Several commentators in the Western and Central Asian media are trying to understand the extent to which Turkey’s influence in Central Asia is growing, taking advantage of the weakening role of Russia at the regional level to relaunch its own ‘neo-Ottoman’ projects of a Greater Turkic World.
In this context of geopolitical transitions, the West is also trying to insert itself in order to create ties that give greater access to the many natural resources of Central Asia, mainly removing them from the Kremlin’s sights.
Swedish Institute for International Relations expert Joan Engvall published an article on this subject in the American magazine National Interest, recalling how precisely Russia, following the isolation due to the sanctions regime for the invasion of Ukraine, has undertaken a very ‘opportunistic’ rapprochement in economic relations with Turkey.
Turkish exports to Russia have increased greatly, but according to Engvall not everything is working ideally, precisely because of competition from countries in the Caucasus and Central Asia, which Moscow is increasingly struggling to control.
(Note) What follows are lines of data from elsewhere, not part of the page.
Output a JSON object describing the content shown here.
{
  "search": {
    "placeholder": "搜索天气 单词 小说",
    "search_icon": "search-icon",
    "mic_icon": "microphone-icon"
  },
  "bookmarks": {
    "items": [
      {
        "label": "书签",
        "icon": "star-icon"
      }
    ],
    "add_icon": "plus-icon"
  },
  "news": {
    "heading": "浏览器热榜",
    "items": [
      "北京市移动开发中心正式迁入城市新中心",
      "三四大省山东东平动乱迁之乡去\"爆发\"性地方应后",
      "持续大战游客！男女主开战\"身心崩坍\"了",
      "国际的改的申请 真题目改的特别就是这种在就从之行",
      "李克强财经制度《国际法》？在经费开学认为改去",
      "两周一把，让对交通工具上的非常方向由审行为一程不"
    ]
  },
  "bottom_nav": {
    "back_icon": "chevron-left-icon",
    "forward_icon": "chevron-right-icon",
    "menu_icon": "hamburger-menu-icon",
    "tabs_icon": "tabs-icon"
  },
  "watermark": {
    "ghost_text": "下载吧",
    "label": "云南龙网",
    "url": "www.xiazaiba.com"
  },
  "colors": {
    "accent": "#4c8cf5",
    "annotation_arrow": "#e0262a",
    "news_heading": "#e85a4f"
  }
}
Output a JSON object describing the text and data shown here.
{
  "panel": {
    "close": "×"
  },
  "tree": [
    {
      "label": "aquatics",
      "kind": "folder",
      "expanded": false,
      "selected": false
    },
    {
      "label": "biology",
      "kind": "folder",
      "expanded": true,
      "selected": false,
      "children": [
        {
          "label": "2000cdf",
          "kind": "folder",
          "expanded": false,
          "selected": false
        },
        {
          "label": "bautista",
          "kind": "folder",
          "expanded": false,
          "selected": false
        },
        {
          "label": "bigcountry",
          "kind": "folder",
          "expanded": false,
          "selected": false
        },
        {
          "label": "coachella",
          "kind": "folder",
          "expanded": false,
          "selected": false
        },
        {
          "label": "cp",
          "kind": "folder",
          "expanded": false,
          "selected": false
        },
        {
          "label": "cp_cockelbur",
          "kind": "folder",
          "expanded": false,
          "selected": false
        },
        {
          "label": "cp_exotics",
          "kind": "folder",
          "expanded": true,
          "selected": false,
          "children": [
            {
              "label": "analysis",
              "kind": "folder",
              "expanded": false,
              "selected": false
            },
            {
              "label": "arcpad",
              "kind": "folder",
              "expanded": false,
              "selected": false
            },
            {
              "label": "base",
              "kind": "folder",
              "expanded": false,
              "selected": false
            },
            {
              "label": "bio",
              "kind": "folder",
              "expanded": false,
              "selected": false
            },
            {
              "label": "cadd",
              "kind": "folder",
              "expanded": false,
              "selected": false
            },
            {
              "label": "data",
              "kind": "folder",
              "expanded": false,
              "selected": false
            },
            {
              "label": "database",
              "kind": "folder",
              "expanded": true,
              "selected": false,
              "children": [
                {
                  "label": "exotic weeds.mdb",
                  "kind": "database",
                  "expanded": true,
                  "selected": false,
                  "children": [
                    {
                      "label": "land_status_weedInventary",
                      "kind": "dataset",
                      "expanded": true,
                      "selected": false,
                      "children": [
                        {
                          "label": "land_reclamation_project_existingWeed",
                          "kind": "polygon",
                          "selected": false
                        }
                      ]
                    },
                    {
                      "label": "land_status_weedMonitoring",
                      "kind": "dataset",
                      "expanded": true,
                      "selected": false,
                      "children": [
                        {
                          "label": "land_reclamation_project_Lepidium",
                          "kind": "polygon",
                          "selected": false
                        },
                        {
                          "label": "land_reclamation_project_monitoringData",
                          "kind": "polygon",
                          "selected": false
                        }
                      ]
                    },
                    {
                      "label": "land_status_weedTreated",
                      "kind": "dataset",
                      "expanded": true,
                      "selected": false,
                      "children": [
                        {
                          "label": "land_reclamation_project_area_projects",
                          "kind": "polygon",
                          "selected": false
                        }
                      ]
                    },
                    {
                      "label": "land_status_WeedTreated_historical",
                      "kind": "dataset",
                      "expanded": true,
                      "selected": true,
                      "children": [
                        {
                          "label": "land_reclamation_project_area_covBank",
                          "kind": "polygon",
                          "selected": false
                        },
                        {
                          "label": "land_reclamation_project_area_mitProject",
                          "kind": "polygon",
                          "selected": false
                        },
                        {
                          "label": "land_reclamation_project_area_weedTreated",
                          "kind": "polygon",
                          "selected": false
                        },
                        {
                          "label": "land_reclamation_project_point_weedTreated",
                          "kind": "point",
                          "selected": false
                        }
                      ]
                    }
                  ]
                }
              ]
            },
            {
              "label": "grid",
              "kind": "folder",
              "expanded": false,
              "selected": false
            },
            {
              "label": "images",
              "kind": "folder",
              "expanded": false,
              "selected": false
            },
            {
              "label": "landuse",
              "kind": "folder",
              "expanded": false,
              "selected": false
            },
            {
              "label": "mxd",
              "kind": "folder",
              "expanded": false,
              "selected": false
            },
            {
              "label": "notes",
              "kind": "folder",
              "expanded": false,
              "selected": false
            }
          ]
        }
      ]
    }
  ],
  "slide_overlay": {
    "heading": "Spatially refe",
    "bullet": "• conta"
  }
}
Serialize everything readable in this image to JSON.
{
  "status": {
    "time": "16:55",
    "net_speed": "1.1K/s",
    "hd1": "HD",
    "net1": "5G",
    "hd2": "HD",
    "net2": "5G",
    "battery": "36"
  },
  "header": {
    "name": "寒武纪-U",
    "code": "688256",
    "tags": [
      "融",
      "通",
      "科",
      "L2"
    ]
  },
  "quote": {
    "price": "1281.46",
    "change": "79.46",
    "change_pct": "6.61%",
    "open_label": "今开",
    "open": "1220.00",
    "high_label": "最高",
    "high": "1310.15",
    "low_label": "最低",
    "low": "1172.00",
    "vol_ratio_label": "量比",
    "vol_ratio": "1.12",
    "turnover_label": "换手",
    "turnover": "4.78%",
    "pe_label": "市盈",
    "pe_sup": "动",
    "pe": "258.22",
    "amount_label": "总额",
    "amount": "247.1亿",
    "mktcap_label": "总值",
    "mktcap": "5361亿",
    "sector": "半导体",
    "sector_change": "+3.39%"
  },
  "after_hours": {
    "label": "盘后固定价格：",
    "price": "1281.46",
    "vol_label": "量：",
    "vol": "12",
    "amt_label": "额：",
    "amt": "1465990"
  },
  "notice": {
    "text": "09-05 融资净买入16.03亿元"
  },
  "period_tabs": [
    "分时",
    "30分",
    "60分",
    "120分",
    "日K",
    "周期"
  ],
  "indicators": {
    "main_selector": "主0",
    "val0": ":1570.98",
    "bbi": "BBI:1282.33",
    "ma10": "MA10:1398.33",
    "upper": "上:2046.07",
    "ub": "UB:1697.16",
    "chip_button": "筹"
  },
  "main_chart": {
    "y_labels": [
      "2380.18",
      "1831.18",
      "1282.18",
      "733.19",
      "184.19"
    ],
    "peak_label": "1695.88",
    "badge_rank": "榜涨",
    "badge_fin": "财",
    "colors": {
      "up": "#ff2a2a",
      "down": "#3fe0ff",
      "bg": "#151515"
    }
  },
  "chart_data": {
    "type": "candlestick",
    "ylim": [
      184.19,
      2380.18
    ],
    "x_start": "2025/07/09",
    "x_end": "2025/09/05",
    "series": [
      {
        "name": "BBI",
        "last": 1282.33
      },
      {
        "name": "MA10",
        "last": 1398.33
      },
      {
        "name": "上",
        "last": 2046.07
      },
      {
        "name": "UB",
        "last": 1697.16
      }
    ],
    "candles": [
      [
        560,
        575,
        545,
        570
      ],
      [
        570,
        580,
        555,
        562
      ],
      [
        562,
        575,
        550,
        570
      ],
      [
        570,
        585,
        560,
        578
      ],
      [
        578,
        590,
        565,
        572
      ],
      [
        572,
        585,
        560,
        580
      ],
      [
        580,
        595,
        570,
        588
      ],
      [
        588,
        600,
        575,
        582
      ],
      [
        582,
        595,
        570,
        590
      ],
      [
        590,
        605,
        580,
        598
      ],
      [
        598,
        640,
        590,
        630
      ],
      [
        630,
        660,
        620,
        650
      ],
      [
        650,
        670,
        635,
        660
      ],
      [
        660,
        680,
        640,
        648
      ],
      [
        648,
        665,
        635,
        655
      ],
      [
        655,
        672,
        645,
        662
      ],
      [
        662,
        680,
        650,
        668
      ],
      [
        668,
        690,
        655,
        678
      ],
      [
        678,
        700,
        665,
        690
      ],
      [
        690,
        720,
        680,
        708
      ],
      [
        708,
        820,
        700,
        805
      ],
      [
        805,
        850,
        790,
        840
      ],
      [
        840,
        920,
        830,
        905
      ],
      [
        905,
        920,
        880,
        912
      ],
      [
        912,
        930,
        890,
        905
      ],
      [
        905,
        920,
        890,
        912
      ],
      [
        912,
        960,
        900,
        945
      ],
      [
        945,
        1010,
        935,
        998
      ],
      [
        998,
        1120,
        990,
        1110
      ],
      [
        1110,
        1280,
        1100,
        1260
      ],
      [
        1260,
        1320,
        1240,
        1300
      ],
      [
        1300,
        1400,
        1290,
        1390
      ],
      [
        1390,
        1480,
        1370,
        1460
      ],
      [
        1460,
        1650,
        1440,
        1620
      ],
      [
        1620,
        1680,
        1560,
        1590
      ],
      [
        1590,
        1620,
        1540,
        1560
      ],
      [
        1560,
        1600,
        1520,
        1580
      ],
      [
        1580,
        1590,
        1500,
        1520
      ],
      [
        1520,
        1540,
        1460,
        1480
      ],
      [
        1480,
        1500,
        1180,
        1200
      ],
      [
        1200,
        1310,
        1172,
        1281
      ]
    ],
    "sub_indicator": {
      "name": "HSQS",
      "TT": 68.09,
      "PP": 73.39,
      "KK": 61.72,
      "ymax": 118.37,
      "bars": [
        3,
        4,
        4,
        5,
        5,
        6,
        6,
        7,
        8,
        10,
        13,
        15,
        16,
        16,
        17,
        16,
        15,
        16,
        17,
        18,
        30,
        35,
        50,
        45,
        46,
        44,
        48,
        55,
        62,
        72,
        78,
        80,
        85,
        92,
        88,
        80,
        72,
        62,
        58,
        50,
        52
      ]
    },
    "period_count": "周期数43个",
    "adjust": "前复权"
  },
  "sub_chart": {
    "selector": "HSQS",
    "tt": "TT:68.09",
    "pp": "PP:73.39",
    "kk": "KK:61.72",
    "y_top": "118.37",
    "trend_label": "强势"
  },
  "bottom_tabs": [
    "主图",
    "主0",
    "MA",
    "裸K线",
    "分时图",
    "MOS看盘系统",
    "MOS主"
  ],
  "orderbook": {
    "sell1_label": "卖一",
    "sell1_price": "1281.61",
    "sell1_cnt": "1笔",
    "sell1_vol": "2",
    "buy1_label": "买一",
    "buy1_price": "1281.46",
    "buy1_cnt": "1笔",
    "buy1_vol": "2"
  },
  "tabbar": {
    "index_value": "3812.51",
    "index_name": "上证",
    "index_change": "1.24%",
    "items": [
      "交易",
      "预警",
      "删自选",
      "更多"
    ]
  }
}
Turkey has been strengthening its presence in the Caspian area since 2020, against the background of the Nagorno Karabakh war between Azerbaijan and Armenia. With military support Baku has taken some of the credit for the recovery of parts of Azerbaijani territory, as a symbol of the enlargement of the Turkic-speaking regions.
In September 2023, ‘under the eyes of Russian peacekeepers’, as Engvall points out, the whole of Karabakh returned to Azerbaijani hands, until the Russians withdrew their troops completely in April this year. The Turkish focus on the South Caucasus has shown how beneficial the alliance with Ankara is for all Turkic countries, replacing the one with the Russians engaged in Ukraine, as a security guarantee all the way to Central Asia.
Another major project unites these states with Turkey, that of the Transcaspian transport corridor, bypassing routes involving Russia, also known as the Middle Corridor, which combines automobile, railway and water routes to unite Asia with Europe. Kazakhstan, Azerbaijan, Georgia and Turkey are very actively participating in it, with the aim of creating a common development route by 2027, which will allow the increase of transport from 2 to 10 million tonnes of freight.
The countries involved are committed to eliminating customs and trade barriers, widening the narrowest spaces in seaports and mountain valleys, and the EU has decided to participate in the project with funding of USD 10 billion.
All this is part of the design of the Organisation of the Turkic Countries, in which Turkey, Azerbaijan, Kazakhstan, Kyrgyzstan and Uzbekistan participate for the time being. They have approved the programme ‘Future of the Turkic World-2040’ to support common development in education, trade and capital mobility, services and technology, up to human, cultural and religious relations, seeking to imitate the model of the European Union itself in many fields.
Also in diplomatic relations, many transformations are taking place in the countries of the South Caucasus and Central Asia, seeking to diversify and become more independent internationally, always with the support of Turkey and as an alternative to Russia.
The Australian agency Conversation also analyses the increased independence in the political line of the Central Asian countries. As Anastasia Mahone, a lecturer at the British university Aberystwyth, writes, ‘a total break in relations with Russia is unlikely, due to geographical proximity and economic dependence, but there are signs that the Central Asian countries intend to take increasingly autonomous positions, without always looking to Moscow’.
He recalls the statements against Russian annexations in Ukraine by the President of Kazakhstan, Kasym-Žomart Tokaev, and other distances taken in recent years by various leaders in the region. In his opinion, ‘Central Asia walks a very fine balance between the past and the future and between East, West, North and South’.